In response to the politician’s tweet, the official account for Oxford Dictionaries, which is maintained by OUP, replied: “We can confirm that the image showing the entry ‘Modilie’ is fake and does not exist in any of our Oxford Dictionaries.”
Twitter users replied to the tweet with some of them posting memes. One user responded to Gandhi’s tweet with a screenshot from Urban Dictionary with the entry ‘rahulled’, based on Gandhi, meaning “to talk irrelevant nonsense to questions asked by someone and thereby make a complete fool of oneself”.
Another joked: “Rahul can now lay undisputed claim to an Oxford education.” Users speculated about the reaction of Gandhi. One warned Oxford Dictionaries: “Now Rahul Gandhi and his cronies will call you a liar.”
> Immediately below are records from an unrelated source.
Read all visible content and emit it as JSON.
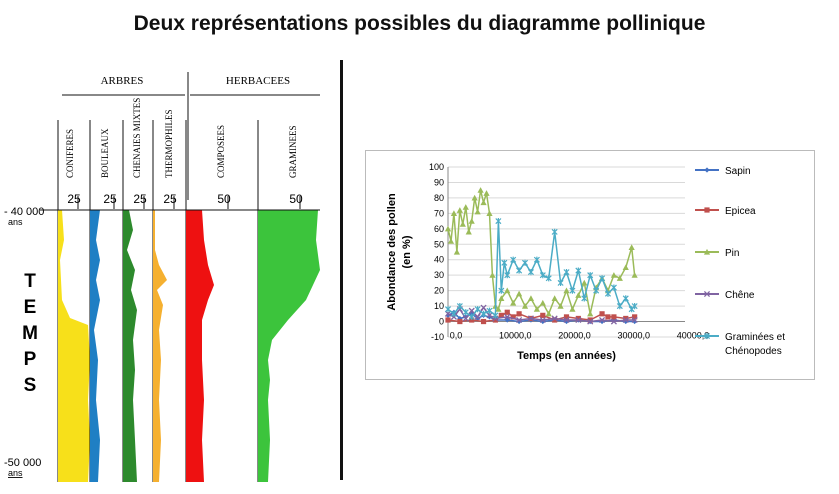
{
  "title": "Deux représentations possibles du diagramme pollinique",
  "pollen_diagram": {
    "groups": [
      {
        "label": "ARBRES"
      },
      {
        "label": "HERBACEES"
      }
    ],
    "columns": [
      {
        "label": "CONIFERES",
        "scale": "25",
        "color": "#f7e01a"
      },
      {
        "label": "BOULEAUX",
        "scale": "25",
        "color": "#1f7fc4"
      },
      {
        "label": "CHENAIES MIXTES",
        "scale": "25",
        "color": "#2d8a2d"
      },
      {
        "label": "THERMOPHILES",
        "scale": "25",
        "color": "#f5b030"
      },
      {
        "label": "COMPOSEES",
        "scale": "50",
        "color": "#ee1111"
      },
      {
        "label": "GRAMINEES",
        "scale": "50",
        "color": "#3cc43c"
      }
    ],
    "top_age": "- 40 000",
    "top_unit": "ans",
    "bottom_age": "-50 000",
    "bottom_unit": "ans",
    "axis_word": [
      "T",
      "E",
      "M",
      "P",
      "S"
    ]
  },
  "chart_data": {
    "type": "line",
    "title": "",
    "xlabel": "Temps (en années)",
    "ylabel": "Abondance des pollen (en %)",
    "xlim": [
      0,
      40000
    ],
    "ylim": [
      -10,
      100
    ],
    "x_ticks": [
      "0,0",
      "10000,0",
      "20000,0",
      "30000,0",
      "40000,0"
    ],
    "y_ticks": [
      "-10",
      "0",
      "10",
      "20",
      "30",
      "40",
      "50",
      "60",
      "70",
      "80",
      "90",
      "100"
    ],
    "legend_position": "right",
    "series": [
      {
        "name": "Sapin",
        "color": "#4472c4",
        "marker": "diamond",
        "x": [
          0,
          1000,
          2000,
          3000,
          4000,
          5000,
          6000,
          7000,
          8000,
          10000,
          12000,
          14000,
          16000,
          18000,
          20000,
          22000,
          24000,
          26000,
          28000,
          30000,
          31500
        ],
        "y": [
          4,
          6,
          2,
          3,
          5,
          2,
          4,
          3,
          1,
          1,
          0,
          1,
          0,
          1,
          0,
          1,
          0,
          0,
          1,
          0,
          0
        ]
      },
      {
        "name": "Epicea",
        "color": "#c0504d",
        "marker": "square",
        "x": [
          0,
          2000,
          4000,
          6000,
          8000,
          9000,
          10000,
          11000,
          12000,
          14000,
          16000,
          18000,
          20000,
          22000,
          24000,
          26000,
          27000,
          28000,
          30000,
          31500
        ],
        "y": [
          1,
          0,
          1,
          0,
          1,
          4,
          6,
          3,
          5,
          2,
          4,
          1,
          3,
          2,
          1,
          5,
          3,
          3,
          2,
          3
        ]
      },
      {
        "name": "Pin",
        "color": "#9bbb59",
        "marker": "triangle",
        "x": [
          0,
          500,
          1000,
          1500,
          2000,
          2500,
          3000,
          3500,
          4000,
          4500,
          5000,
          5500,
          6000,
          6500,
          7000,
          7500,
          8000,
          8500,
          9000,
          10000,
          11000,
          12000,
          13000,
          14000,
          15000,
          16000,
          17000,
          18000,
          19000,
          20000,
          21000,
          22000,
          23000,
          24000,
          25000,
          26000,
          27000,
          28000,
          29000,
          30000,
          31000,
          31500
        ],
        "y": [
          60,
          52,
          70,
          45,
          72,
          63,
          74,
          58,
          65,
          80,
          71,
          85,
          77,
          83,
          70,
          30,
          10,
          8,
          15,
          20,
          12,
          18,
          10,
          15,
          8,
          12,
          5,
          15,
          10,
          20,
          8,
          17,
          25,
          5,
          22,
          28,
          20,
          30,
          28,
          35,
          48,
          30
        ]
      },
      {
        "name": "Chêne",
        "color": "#8064a2",
        "marker": "x",
        "x": [
          0,
          1000,
          2000,
          3000,
          4000,
          5000,
          6000,
          7000,
          8000,
          10000,
          12000,
          14000,
          16000,
          18000,
          20000,
          22000,
          24000,
          26000,
          28000,
          30000,
          31500
        ],
        "y": [
          5,
          3,
          8,
          2,
          7,
          3,
          9,
          4,
          2,
          3,
          1,
          2,
          1,
          2,
          1,
          1,
          0,
          1,
          0,
          1,
          1
        ]
      },
      {
        "name": "Graminées et Chénopodes",
        "color": "#4bacc6",
        "marker": "star",
        "x": [
          0,
          1000,
          2000,
          3000,
          4000,
          5000,
          6000,
          7000,
          8000,
          8500,
          9000,
          9500,
          10000,
          11000,
          12000,
          13000,
          14000,
          15000,
          16000,
          17000,
          18000,
          19000,
          20000,
          21000,
          22000,
          23000,
          24000,
          25000,
          26000,
          27000,
          28000,
          29000,
          30000,
          31000,
          31500
        ],
        "y": [
          8,
          5,
          10,
          6,
          3,
          8,
          5,
          7,
          4,
          65,
          20,
          38,
          30,
          40,
          33,
          38,
          32,
          40,
          30,
          28,
          58,
          25,
          32,
          20,
          33,
          15,
          30,
          20,
          28,
          18,
          22,
          10,
          15,
          8,
          10
        ]
      }
    ]
  }
}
Another predicted: “Now piddis will create new snapshot for “Oxfordilie””. Gandhi’s supports have been nicknamed ‘piddis’ since the politician claimed that his dog Piddi runs his Twitter account.
Gandhi coined the term ‘modilie’ after alleging that Modi interfered in a major arms deal with the French government, against the wishes of the Ministry of Defence. The allegations were later found to be unsupported by government documentation.
Gandhi was resoundingly defeated in the Indian general election on Thursday, with Hindu-nationalist Narendra Modi winning a second term as Prime Minister. He also lost his parliamentary seat in Amethi, which has long been a stronhold, described as the “family bastion seat.” He will continue to sit in parliament, however, representing his second seat.
Modi successfully compared his biography as the “son of a poor tea seller” with Gandhi’s upbringing as part of a political dynasty which continue to be common in India. Some of his party have argued Gandhi’s family history could be seen as an asset as he is likely to have “political experience.”
Oxford University Press declined to comment, but stood by the content of their tweet.